Alice tem 22 anos e atua na área desde os 18, quando começou a trabalhar em escolas. Hoje, ela cursa Letras – Libras à distância, pois, segundo ela, as graduação e cursos de formação nessa área são difíceis de encontrar na região. Além disso, Alice possui um certificado de proficiência em Libras-Prolibras, conquistado em 2015, em Florianópolis, após uma semana de provas objetivas e práticas.

A profissional atua na Câmara de Vereadores, em uma associação de surdos e cegos do município e também em uma escola municipal como professora bilíngue, ensinando língua de sinais e língua portuguesa.

Quanto às dificuldades, Alice comenta que o maior obstáculo enfrentado é a falta de valorização por parte dos profissionais que contratam um intérprete.

“A falta de valorização por parte de quem nos contrata é a maior dificuldade. É um trabalho de um custo um pouco alto, mas correto, pois tem um desgaste físico muito grande e esse trabalho nunca poderá ser feito somente por um profissional quando se trata de palestras, seminários, reuniões. O tempo limite é de 30 minutos e precisa de outro profissional para substituir. Na nossa região, infelizmente, o trabalho voluntário ainda acontece o que não é correto, quem convida um intérprete de Libras para atuar que tenha consciência que é como qualquer outro profissional e precisa ganhar a sua remuneração”, destaca.

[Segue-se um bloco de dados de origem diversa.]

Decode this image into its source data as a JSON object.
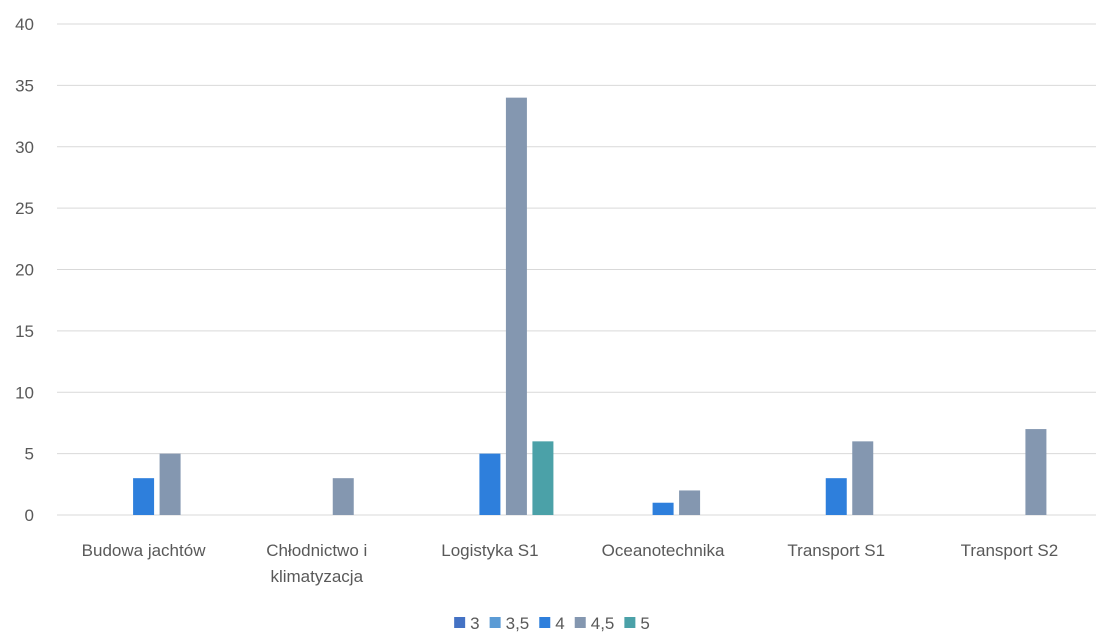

Alice percebia que ela tinha uma compreensão diferente das coisas, em relação a irmã, que é surda. “O amor pela profissão surgiu em uma relação entre irmãs e pela consciência que as informações que eu estava recebendo através da minha audição ela não tinha, passando assim despercebido. Se alguém não a ajudasse na comunicação ela não saberia, não aprenderia muitas coisas. E eu escolhi essa profissão por amor mesmo, por me sentir grata em ver que ajudei alguém a buscar ajuda médica e melhorar sua saúde, de alguém que foi ao banco e conseguiu realizar um sonho, ganhou conhecimentos para sua vida nas escolas”, comenta.

Antes mesmo de atuar na profissão oficialmente, Alice já realizava esse trabalho de intérprete quando saía com sua irmã. Em reuniões e encontros em que ela acompanhava a irmã mais velha, era convidada a fazer a interpretação do que era falado para as pessoas surdas.

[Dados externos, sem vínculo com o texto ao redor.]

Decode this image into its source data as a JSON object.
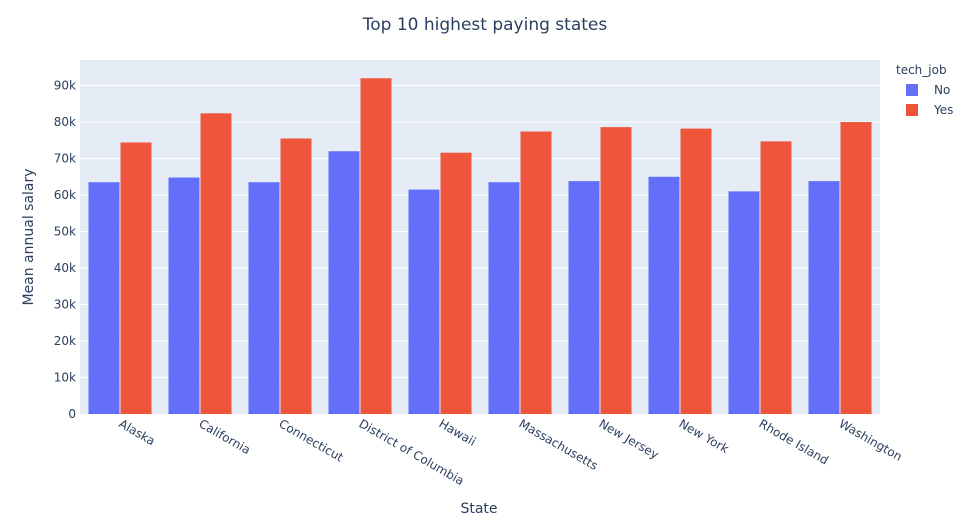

Ela destaca que não teve dificuldades para aprender Libras por ter o contato com a língua já em sua família. Mas, para ensinar, ela está sempre em constante aprendizado, pois precisa se adaptar às necessidades de cada aluno.

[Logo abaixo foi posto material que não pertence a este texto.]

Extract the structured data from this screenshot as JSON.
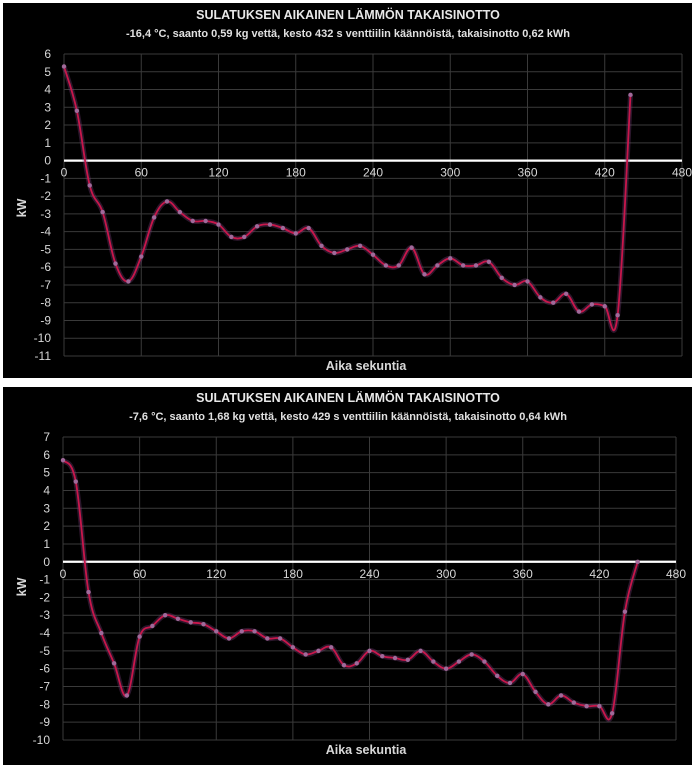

“Para ensinar estou sempre em constante aprendizado, cada pessoa é diferente e preciso achar a melhor forma de transferir meus conhecimentos a eles. Tem alunos surdos que tem contato com Libras na sua família desde que nasceu e sua aquisição se torna mais rápida, seu desenvolvimento é melhor; já outros o único contato é na escola, então, o processo é mais demorado. O conhecimento de sua identidade influencia muito também, pois ele tem que se aceitar surdo, ele tem que entender que ele não ouve e precisa da Libras para se comunicar”, conclui.